Est désormais numérique tout objet familier qui non seulement fait ce qu’il a toujours fait, mais désormais en rend compte à volonté et à distance, comme par exemple une station météorologique. Apparissent tous les jours  des objets qui remplissent des fonctions nouvelles pour capter chaque instant de notre vie quotidienne et nous apporter une aide  contextuelle à tout moment. Les nouveaux venus de 2014 touchent de nouvelles fonctions, comme les montres numériques, mais les appareils traditionnels sont revisités. Les appareils photos savent maintenant communiquer sans fil avec une fonction Wi-Fi et se localiser grâce à leur puce GPS… Les balances personnelles deviennent des auxiliaires de santé en captant, mémorisant et transmettant toutes leurs informations. Et le vieux téléphone connait avec le développement sans limite visible des fonctionnalités des « téléphones intelligents », véritables couteaux suisses de l’ère numérique, une mutation génétique de telle ampleur que le dernier snobisme est de ressusciter des téléphones vintage qui ne peuvent que… téléphoner.

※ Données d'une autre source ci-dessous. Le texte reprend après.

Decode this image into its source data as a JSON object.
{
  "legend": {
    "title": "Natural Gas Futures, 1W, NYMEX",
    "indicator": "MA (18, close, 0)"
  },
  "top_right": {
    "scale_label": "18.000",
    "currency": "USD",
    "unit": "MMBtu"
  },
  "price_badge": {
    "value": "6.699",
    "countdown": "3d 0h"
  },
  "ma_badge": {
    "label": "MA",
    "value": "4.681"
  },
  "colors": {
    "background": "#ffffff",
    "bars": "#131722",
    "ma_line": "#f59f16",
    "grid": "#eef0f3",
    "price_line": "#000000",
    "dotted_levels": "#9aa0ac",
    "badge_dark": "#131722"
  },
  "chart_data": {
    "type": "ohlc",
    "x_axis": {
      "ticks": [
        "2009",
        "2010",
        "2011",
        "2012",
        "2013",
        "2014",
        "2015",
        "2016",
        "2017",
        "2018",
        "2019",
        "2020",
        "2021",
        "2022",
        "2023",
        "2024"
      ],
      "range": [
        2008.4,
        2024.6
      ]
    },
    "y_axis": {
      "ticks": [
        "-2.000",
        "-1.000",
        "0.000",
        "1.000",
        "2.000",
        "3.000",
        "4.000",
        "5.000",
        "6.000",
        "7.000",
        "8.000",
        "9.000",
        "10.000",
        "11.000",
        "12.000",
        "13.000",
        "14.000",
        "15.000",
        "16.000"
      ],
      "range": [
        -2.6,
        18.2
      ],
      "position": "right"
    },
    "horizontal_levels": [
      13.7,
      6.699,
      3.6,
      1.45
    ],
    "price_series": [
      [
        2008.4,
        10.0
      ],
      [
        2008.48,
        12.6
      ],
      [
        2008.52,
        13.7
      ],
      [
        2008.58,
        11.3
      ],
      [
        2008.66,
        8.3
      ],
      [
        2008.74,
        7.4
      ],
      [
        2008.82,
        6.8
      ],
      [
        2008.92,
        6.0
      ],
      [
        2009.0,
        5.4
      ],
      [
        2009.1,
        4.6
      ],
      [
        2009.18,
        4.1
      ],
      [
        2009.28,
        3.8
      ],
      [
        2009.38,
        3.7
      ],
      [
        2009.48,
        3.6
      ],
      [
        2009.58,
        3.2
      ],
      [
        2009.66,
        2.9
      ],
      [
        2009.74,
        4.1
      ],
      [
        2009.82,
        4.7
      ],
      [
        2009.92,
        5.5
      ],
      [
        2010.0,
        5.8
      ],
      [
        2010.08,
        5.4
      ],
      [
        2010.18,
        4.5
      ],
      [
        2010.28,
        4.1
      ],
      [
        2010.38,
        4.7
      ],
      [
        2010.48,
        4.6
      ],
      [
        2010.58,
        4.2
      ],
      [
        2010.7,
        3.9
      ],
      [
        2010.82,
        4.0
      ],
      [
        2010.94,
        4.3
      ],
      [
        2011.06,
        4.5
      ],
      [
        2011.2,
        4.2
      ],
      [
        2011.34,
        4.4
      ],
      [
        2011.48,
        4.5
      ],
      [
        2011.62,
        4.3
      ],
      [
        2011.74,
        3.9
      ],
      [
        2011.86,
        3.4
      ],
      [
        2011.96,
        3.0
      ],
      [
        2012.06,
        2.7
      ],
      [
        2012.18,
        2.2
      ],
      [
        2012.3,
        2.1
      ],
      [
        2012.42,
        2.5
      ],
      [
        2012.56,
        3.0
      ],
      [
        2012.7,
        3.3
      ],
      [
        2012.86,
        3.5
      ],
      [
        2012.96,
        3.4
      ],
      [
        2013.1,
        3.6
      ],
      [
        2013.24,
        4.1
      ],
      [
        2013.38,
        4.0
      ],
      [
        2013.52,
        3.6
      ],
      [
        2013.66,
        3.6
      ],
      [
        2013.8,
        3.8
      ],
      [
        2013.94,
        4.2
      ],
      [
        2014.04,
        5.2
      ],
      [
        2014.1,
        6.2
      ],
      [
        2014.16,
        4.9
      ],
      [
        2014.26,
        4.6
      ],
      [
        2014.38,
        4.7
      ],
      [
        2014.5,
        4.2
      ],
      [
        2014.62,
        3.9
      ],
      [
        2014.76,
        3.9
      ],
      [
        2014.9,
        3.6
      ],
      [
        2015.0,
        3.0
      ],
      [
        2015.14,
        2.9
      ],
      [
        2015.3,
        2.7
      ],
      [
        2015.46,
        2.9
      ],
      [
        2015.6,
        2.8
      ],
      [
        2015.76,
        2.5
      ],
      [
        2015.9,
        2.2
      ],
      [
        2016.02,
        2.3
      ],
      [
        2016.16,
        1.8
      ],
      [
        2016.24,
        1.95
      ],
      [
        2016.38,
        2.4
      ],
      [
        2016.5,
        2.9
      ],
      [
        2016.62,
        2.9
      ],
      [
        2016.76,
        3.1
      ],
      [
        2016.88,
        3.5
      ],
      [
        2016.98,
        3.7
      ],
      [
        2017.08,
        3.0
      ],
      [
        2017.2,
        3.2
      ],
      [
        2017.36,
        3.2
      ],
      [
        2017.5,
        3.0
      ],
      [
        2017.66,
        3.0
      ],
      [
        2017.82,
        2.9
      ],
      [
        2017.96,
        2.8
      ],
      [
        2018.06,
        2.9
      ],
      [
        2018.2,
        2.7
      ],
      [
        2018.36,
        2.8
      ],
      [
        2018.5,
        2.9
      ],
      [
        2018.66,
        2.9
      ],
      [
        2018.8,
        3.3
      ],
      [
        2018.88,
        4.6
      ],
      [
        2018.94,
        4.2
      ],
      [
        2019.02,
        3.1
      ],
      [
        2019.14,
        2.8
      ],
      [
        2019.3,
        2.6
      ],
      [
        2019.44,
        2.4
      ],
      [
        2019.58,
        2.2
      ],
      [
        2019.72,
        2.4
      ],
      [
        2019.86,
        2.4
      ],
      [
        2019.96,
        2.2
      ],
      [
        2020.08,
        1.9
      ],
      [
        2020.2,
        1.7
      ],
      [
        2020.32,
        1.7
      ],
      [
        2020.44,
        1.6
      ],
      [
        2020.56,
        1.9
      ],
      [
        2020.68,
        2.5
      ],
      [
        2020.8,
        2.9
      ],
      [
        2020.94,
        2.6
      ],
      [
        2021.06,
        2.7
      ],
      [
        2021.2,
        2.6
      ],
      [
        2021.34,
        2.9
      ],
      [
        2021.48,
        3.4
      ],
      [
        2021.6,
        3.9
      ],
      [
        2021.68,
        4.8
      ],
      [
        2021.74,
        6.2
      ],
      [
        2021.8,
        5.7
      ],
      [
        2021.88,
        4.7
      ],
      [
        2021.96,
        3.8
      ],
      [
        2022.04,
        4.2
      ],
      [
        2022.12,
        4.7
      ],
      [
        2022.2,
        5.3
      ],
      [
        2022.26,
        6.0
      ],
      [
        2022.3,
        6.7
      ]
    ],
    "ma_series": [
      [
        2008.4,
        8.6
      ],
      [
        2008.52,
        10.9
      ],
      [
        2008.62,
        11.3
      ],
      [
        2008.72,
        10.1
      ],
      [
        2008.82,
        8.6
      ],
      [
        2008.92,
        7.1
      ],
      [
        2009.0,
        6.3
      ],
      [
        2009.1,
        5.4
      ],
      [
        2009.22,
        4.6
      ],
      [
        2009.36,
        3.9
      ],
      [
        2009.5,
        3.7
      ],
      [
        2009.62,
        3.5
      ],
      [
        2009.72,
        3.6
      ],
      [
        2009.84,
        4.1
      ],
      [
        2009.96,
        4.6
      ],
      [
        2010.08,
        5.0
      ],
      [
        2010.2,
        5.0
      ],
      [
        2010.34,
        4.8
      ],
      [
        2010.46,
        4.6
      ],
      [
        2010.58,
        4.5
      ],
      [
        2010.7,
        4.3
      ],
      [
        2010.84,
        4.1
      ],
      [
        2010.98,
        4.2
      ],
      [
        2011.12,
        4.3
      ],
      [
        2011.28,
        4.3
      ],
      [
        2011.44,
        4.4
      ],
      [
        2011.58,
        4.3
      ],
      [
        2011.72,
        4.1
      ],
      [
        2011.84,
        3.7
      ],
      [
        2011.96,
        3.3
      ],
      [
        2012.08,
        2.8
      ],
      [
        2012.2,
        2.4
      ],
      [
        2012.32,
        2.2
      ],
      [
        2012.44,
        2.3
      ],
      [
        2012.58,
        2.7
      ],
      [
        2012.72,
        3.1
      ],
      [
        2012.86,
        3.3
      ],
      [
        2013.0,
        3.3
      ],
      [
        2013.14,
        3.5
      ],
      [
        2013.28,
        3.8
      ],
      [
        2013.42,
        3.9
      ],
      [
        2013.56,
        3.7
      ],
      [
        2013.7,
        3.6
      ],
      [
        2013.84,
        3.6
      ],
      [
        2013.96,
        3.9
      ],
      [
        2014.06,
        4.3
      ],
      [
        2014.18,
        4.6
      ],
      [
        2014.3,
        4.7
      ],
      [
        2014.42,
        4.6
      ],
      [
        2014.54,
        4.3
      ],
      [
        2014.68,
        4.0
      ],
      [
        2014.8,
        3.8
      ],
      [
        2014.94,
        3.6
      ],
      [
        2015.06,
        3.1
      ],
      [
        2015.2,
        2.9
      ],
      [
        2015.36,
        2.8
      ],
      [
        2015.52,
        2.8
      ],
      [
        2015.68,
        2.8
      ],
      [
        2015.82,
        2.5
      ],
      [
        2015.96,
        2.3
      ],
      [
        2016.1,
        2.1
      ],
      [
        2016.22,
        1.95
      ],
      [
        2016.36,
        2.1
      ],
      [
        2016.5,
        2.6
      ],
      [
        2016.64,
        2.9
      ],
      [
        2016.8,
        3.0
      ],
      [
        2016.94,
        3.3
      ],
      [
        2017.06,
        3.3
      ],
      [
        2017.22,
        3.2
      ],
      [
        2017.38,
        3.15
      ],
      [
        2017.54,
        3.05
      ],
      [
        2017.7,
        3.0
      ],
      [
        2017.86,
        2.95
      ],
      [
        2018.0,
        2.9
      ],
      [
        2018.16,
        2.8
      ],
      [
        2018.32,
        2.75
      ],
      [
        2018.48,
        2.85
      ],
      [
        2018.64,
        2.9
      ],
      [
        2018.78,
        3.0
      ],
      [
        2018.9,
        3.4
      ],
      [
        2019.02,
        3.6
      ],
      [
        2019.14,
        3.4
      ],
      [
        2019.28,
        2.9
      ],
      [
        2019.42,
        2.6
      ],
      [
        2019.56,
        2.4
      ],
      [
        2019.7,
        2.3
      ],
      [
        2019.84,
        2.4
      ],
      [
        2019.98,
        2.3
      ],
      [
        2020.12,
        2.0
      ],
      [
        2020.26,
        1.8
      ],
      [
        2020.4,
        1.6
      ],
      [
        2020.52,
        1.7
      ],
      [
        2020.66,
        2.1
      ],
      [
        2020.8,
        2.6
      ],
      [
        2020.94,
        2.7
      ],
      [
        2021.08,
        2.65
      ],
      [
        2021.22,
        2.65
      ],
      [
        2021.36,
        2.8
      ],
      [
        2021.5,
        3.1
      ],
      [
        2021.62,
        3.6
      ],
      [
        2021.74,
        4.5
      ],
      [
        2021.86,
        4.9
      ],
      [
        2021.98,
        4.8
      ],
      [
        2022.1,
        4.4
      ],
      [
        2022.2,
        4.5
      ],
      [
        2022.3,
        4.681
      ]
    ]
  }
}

Pour rendre compte de cette offre pléthorique, à la croissance exponentielle, qui ne concerne plus d’ailleurs que les seuls pays riches puisqu’il va se vendre en 2014 1,2 milliard de téléphones intelligents, il faut classer et hiérarchiser.

Commençons cet inventaire en différenciant les objets fixes et les objets mobiles. Les objets fixes sont de moins en moins nombreux, puisque la miniaturisation rend désormais toute chose mobile. Et parmi les objets mobiles, il faut distinguer ceux que l’on porte, comme le téléphone intelligent ou la tablette, ou ceux qui se portent, comme la montre ou le capteur d’activité. Il faut aussi introduire comme variable de choix le prix. Mais tous ces articles, sauf les derniers produits techniques les plus pointus, font l’objet d’une concurrence acharnée qui se traduit par une baisse constante des prix. Par ailleurs les distributeurs classiques se battent avec les acteurs du web ce qui crée un marché dynamique sur lequel il faut prendre le temps de faire des comparaisons, de lire les tests et les forums. Car aujourd’hui, sur les marchés de biens culturels ou de biens techniques, tous en baisse en valeur depuis plusieurs années, le consommateur est roi !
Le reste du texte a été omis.